Cronología del día de la tragedia
El conductor que acompañó al expresidente del gobierno de la Comunitat Valenciana Carlos Mazón el día del desastre, prestó declaración ante el tribunal. Relató que la alerta en los teléfonos móviles sonó cuando se encontraban en pleno centro de Valencia. Según sus palabras, después de recoger a Mazón del edificio del gobierno, se dirigieron a recoger al jefe de prensa a Torres de Serrano. Precisamente en ese momento llegó la notificación ES-Alert a sus teléfonos, informando sobre la magnitud del desastre.
El conductor precisó que ese día fue llamado para ir al centro de gestión de crisis (Cecopi) aproximadamente a las 19:00. Antes de eso, Mazón asistió a varios actos oficiales y almorzó con la periodista Maribel Vilaplana en el restaurante El Ventorro. Según la versión del propio Mazón, llegó al edificio del gobierno a las 17:00 y estaba siguiendo el trabajo del gabinete de crisis. Sin embargo, los testimonios del conductor y de otros acompañantes ponen en duda esta versión.
Incongruencias en los testimonios
La jueza Nuria Ruiz Tobarra, encargada de la investigación, considera que la alerta masiva se emitió demasiado tarde, a las 20:11, cuando la mayoría de los desaparecidos ya no podían ser rescatados. El conductor también señaló que salieron de la casa de Mazón a las 8:40 de la mañana y luego asistieron a tres eventos oficiales. Según sus palabras, durante el día no hubo discusiones sobre la situación de emergencia.
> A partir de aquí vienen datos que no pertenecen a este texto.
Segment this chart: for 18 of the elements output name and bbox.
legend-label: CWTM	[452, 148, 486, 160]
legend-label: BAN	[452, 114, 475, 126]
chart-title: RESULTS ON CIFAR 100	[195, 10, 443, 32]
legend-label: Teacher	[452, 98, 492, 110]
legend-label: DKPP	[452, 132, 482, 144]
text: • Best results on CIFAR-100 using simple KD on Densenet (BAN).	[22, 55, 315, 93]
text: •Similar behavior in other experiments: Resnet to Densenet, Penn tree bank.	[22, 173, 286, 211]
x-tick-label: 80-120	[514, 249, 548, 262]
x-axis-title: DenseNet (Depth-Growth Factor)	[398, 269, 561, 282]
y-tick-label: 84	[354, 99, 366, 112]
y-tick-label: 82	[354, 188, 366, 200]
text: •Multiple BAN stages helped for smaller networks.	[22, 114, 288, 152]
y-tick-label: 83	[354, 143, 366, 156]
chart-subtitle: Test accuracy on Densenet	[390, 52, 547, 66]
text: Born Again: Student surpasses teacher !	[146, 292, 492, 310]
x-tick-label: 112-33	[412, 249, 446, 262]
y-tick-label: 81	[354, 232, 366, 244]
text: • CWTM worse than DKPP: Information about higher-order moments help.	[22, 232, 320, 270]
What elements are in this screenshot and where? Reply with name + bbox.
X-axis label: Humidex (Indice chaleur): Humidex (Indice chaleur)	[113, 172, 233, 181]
Subrayó que se mantuvo concentrado en la carretera y no sabía de las llamadas que podría haber hecho Mazón.
El testimonio del conductor coincidió con la información proporcionada previamente por los tres escoltas que acompañaban a Mazón el día de la tragedia. Ellos afirmaron que el exjefe de la región llegó al edificio del gobierno solo a las 19:50, y no a las 17:00 como declaró el propio político. Esto cambia por completo la reconstrucción de los hechos y plantea preguntas sobre cómo se coordinó el liderazgo en un momento tan crítico.
El papel de la alerta y sus consecuencias
La decisión de enviar la señal de alarma se tomó en el centro de crisis aproximadamente una hora después de que el conductor recibiera la orden de llevar a Mazón a Cecopi. Para entonces, según la jueza, la mayoría de las víctimas ya no podían ser salvadas. Según informa El País, el retraso en la alerta fue una de las causas clave del elevado número de fallecidos.
Las actuaciones de las autoridades el día de la tragedia ya habían sido cuestionadas anteriormente. Por ejemplo, en el reportaje sobre las razones de la falta de escolta de Mazón durante la catástrofe también se analizaron detalles sobre la organización del trabajo de los funcionarios en situaciones de emergencia. Estas publicaciones evidencian que la desconfianza pública hacia las versiones oficiales no deja de crecer.
Contexto y casos similares
En los últimos años, España ha enfrentado varios incidentes en los que los sistemas de alerta de emergencias funcionaron con retraso. En 2023, un problema similar ocurrió en Murcia, donde los habitantes recibieron la advertencia de inundación cuando las calles ya estaban anegadas. En Cataluña, en 2022, la alerta masiva también llegó demasiado tarde, lo que generó una ola de críticas a las autoridades locales. Estos hechos subrayan la importancia de informar a la población a tiempo y la necesidad de revisar los protocolos de respuesta ante desastres naturales.